Slechts enkele Franschen, die Lodewijk XVI, volgens een overeenkomst welke in 1787 te Versailles gesloten was, naar den keizer van Anam gezonden had, bleven in dienst van Gia Long, dien zij op den troon gezet hadden, en in dien van zijn zoon, welke hen in 1825 weder naar hun vaderland terug zond; anderen, die zonder landsbetrekking in Birma verblijf hielden, deden al het mogelijke, opdat de Fransche invloed aldaar niet verloren ging. Toen de Franschen zich in 1856 opnieuw
| |
| |
in Achter-Indië vertoonden, kende men hen daar nog slechts van naam en door den roem van Napoleon I.

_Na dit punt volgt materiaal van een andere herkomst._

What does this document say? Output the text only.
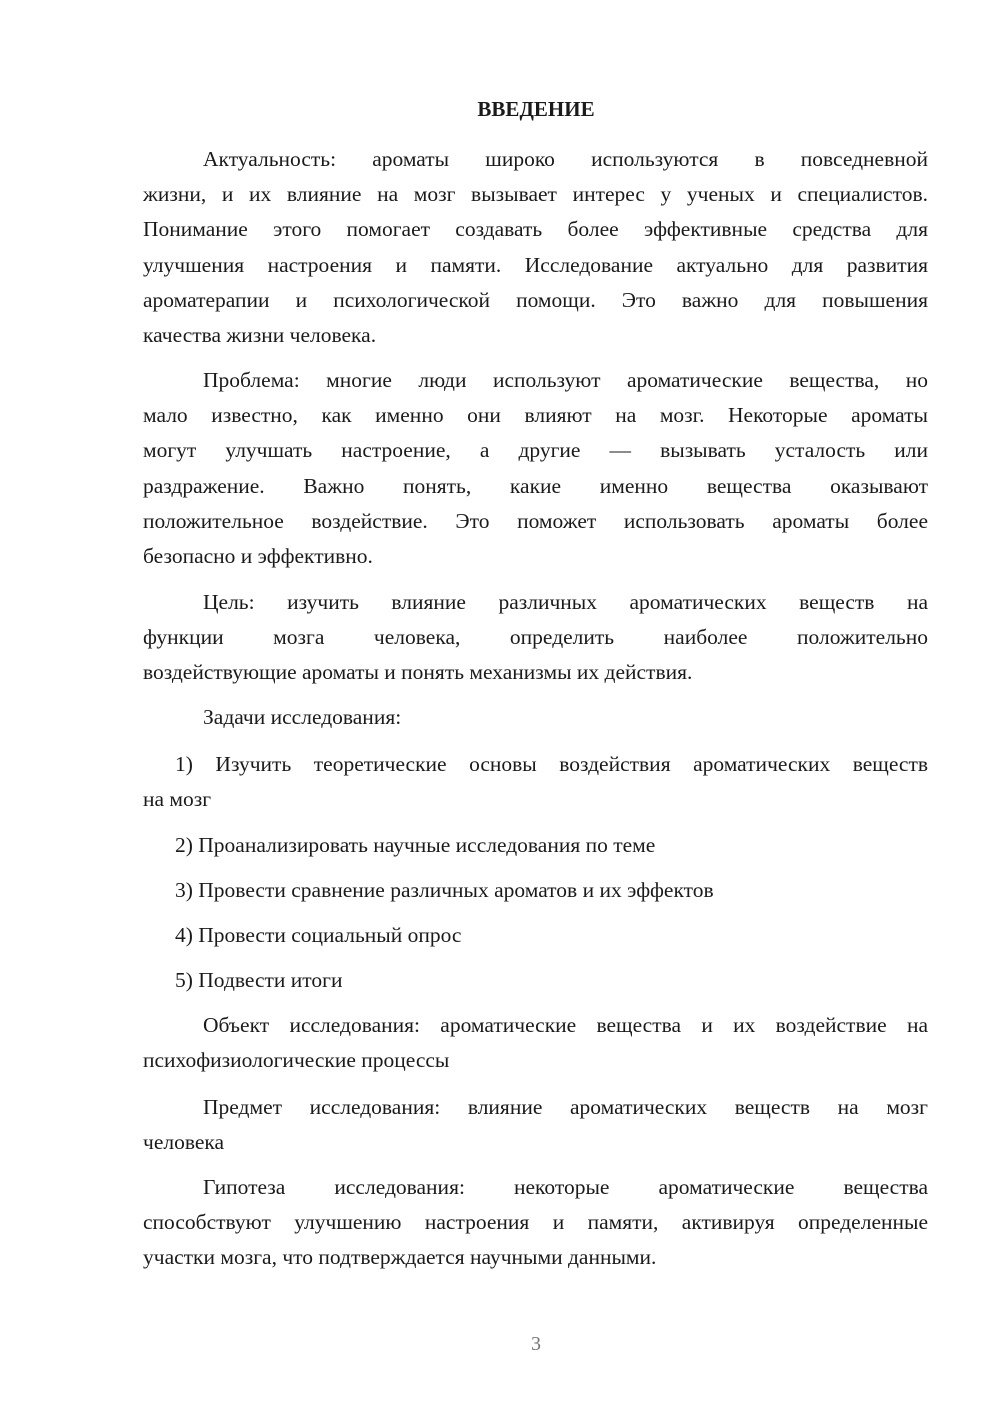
ВВЕДЕНИЕ
Актуальность: ароматы широко используются в повседневной
жизни, и их влияние на мозг вызывает интерес у ученых и специалистов.
Понимание этого помогает создавать более эффективные средства для
улучшения настроения и памяти. Исследование актуально для развития
ароматерапии и психологической помощи. Это важно для повышения
качества жизни человека.
Проблема: многие люди используют ароматические вещества, но
мало известно, как именно они влияют на мозг. Некоторые ароматы
могут улучшать настроение, а другие — вызывать усталость или
раздражение. Важно понять, какие именно вещества оказывают
положительное воздействие. Это поможет использовать ароматы более
безопасно и эффективно.
Цель: изучить влияние различных ароматических веществ на
функции мозга человека, определить наиболее положительно
воздействующие ароматы и понять механизмы их действия.
Задачи исследования:
1) Изучить теоретические основы воздействия ароматических веществ
на мозг
2) Проанализировать научные исследования по теме
3) Провести сравнение различных ароматов и их эффектов
4) Провести социальный опрос
5) Подвести итоги
Объект исследования: ароматические вещества и их воздействие на
психофизиологические процессы
Предмет исследования: влияние ароматических веществ на мозг
человека
Гипотеза исследования: некоторые ароматические вещества
способствуют улучшению настроения и памяти, активируя определенные
участки мозга, что подтверждается научными данными.
3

Gedurende die jarenlange werkeloosheid van Frankrijk op koloniaal gebied, stichtte Engeland eene nederzetting te Rangoon, koos nu eens partij voor den koning der Peguanen, dan voor dien der Birmanen, die beiden om dat koninkrijk vochten, en zond ten slotte aan den laatste, die als overwinnaar uit het strijdperk kwam, twee gezantschappen, in 1795 onder majoor Symes en in 1796 onder kapitein Cox. Albion liet, zonder er veel notitie van te nemen, zijn gezant allerlei krenkingen van de zijde van den Indischen potentaat ondergaan, schoenen en kousen moest hij uittrekken, voor den vorst nederhurken, terwijl deze de onderhandelingen op de lange baan schoof. De grondslag werd echter gelegd tot de toekomstige macht in Birma. In 1798 werd het duidelijk, dat de nederzetting in Rangoon de wig van Engeland in Achter-Indië was, en dat de verovering van Beneden-Birma (of Pegu) het werk van de volgende eeuw zou zijn.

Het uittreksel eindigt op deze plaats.